L'édito de Pascal Boniface

De la Révolution du jasmin à l’onde de choc mondiale

Édito
13 janvier 2012
Le point de vue de Pascal Boniface
Au début des années 80, une grande partie de l’intelligentsia occidentale s’alarmait du danger pesant sur les démocraties. Jean-François Revel, l’un des intellectuels français les plus influents prédisait que les démocraties, entravées par leurs principes allaient être dominées par les dictatures communistes (La tentation totalitaire, 1983). Alain Minc (Le syndrome finlandais, 1985) estimait que les pays d’Europe occidentale allaient, à l’instar de la Finlande, conserver un système démocratique mais voir leurs diplomaties tomber sous l’influence soviétique. Aux États-Unis, Jane Kirkpatrick faisait une distinction entre les régimes communistes totalitaires et supposés être éternels, et les régimes dictatoriaux du type Amérique latine destinés à être provisoires.

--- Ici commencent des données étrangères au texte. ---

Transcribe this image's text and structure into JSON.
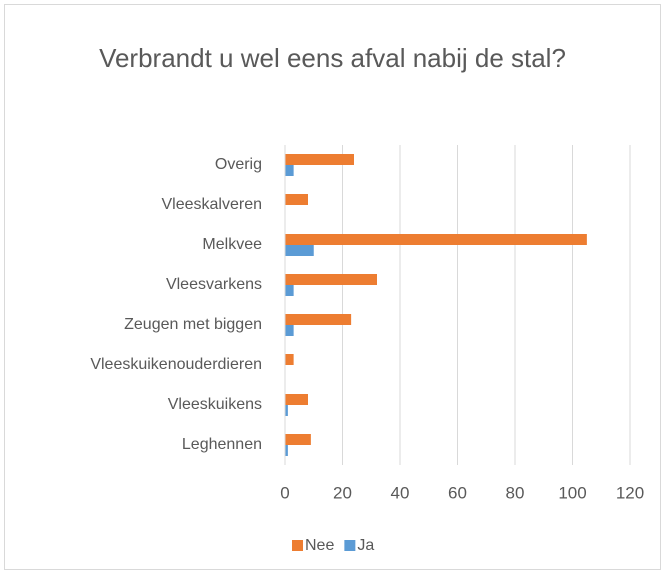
{
  "chart_data": {
    "type": "barh",
    "title": "Verbrandt u wel eens afval nabij de stal?",
    "categories": [
      "Overig",
      "Vleeskalveren",
      "Melkvee",
      "Vleesvarkens",
      "Zeugen met biggen",
      "Vleeskuikenouderdieren",
      "Vleeskuikens",
      "Leghennen"
    ],
    "series": [
      {
        "name": "Nee",
        "color": "#ed7d31",
        "values": [
          24,
          8,
          105,
          32,
          23,
          3,
          8,
          9
        ]
      },
      {
        "name": "Ja",
        "color": "#5b9bd5",
        "values": [
          3,
          0,
          10,
          3,
          3,
          0,
          1,
          1
        ]
      }
    ],
    "xlim": [
      0,
      120
    ],
    "xticks": [
      0,
      20,
      40,
      60,
      80,
      100,
      120
    ],
    "grid": true,
    "legend": "bottom"
  }
}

L’Histoire n’a pas tout à fait tourné en ce sens. Les atlantistes, qui dénonçaient le piège que Gorbatchev tendait aux Occidentaux naïfs n’ont pas vu leurs sombres prédictions se réaliser.

Pour certains, par la suite, la menace sud allait remplacer la menace venue de l’Est. Avant le 11 septembre 2001 puis plus encore après ces attentats, les occidentalistes décrivaient un monde démocratique occidental menacé par l’islam, les dictatures du sud (dont ils soutenaient pourtant certaines au nom de la lutte contre l’islamisme), la Russie, Chine etc.

Au début de l’année 2011, je fus invité à la matinale de France Culture pour faire un tour d’horizon des problèmes stratégiques mondiaux (*) . Je soulignais qu’il y avait une progression générale des revendications démocratiques dans le monde, les chroniqueurs de France Culture me disaient que j’étais bien naïf et que je sous-estimais la puissance des dictatures.

Ce qui s’est passé dans le printemps arabe illustre la formule de Brzezinski selon lequel « À l’âge de la globalisation, l’ensemble de l’humanité est politiquement active ». Les régimes répressifs des pays arabes ont longtemps compté sur le monopole de l’information et le soutien occidental, en se présentant comme des remparts contre l’islamisme. Leur monopole de l’information est tombé, concurrencé par le haut avec les chaînes satellitaires dont Al-Jazeera et par le bas avec Internet et les réseaux sociaux. Médusés au départ, les pays occidentaux ont compris qu’ils ne pouvaient pas s’opposer à la vague de changements et que la contradiction entre leurs proclamations de principes démocratiques et le soutien à des régimes répressifs devenait de plus en plus gênante.

J’ai dit et écrit qu’il n’y aurait pas d’effet domino dans le monde arabe. Tous les régimes n’allaient pas tomber, mais qu’il allait y avoir une onde de choc mondiale. Il n’y a plus aujourd’hui qu’un seul pays totalitaire, la Corée du Nord. Partout ailleurs, les populations font de plus en plus entendre leurs voix, même en Birmanie. Il y a 500 millions d’internautes en Chine et les autorités chinoises ne peuvent pas ne pas tenir compte de ce facteur, l’opinion publique chinoise ne s’exprime pas dans les mêmes formes que les Occidentaux mais elle existe. On a vu en Russie que la restauration de l’autorité de l’État par Poutine, longtemps très populaire, ne suffisait pas à faire taire la contestation. L’Afrique choisit de plus en plus ses dirigeants par le vote. Il y a encore des dictatures. Elles sont globalement en recul. Et même dans les pays autoritaires, les opinions se font plus entendre qu’avant.

La puissance de l’expression politique des populations, les aspirations à la démocratie dépendent de trois facteurs. Le premier est l’histoire particulière de chaque pays. C’est ce qui explique les parcours différents sur fond de printemps arabe de la Tunise, de l’Algérie et du Maroc. Le second facteur est le degré de développement économique. Lorsque l’on a moins de un dollar par jour et par personne, les revendications politiques sont faibles. Le troisième est le taux d’alphabétisation. Lorsque l’on ne sait ni lire ni écrire on a du mal à s’informer et donc à revendiquer. On constate qu’à partir d’un certain stade économique, les consommateurs veulent devenir des citoyens. Selon la conjugaison de ces trois facteurs, les peuples du monde entier se feront entendre de plus en plus.

(*) Exercice qui n’est plus prêt de se reproduire depuis la publication de mon livre Les intellectuels faussaires.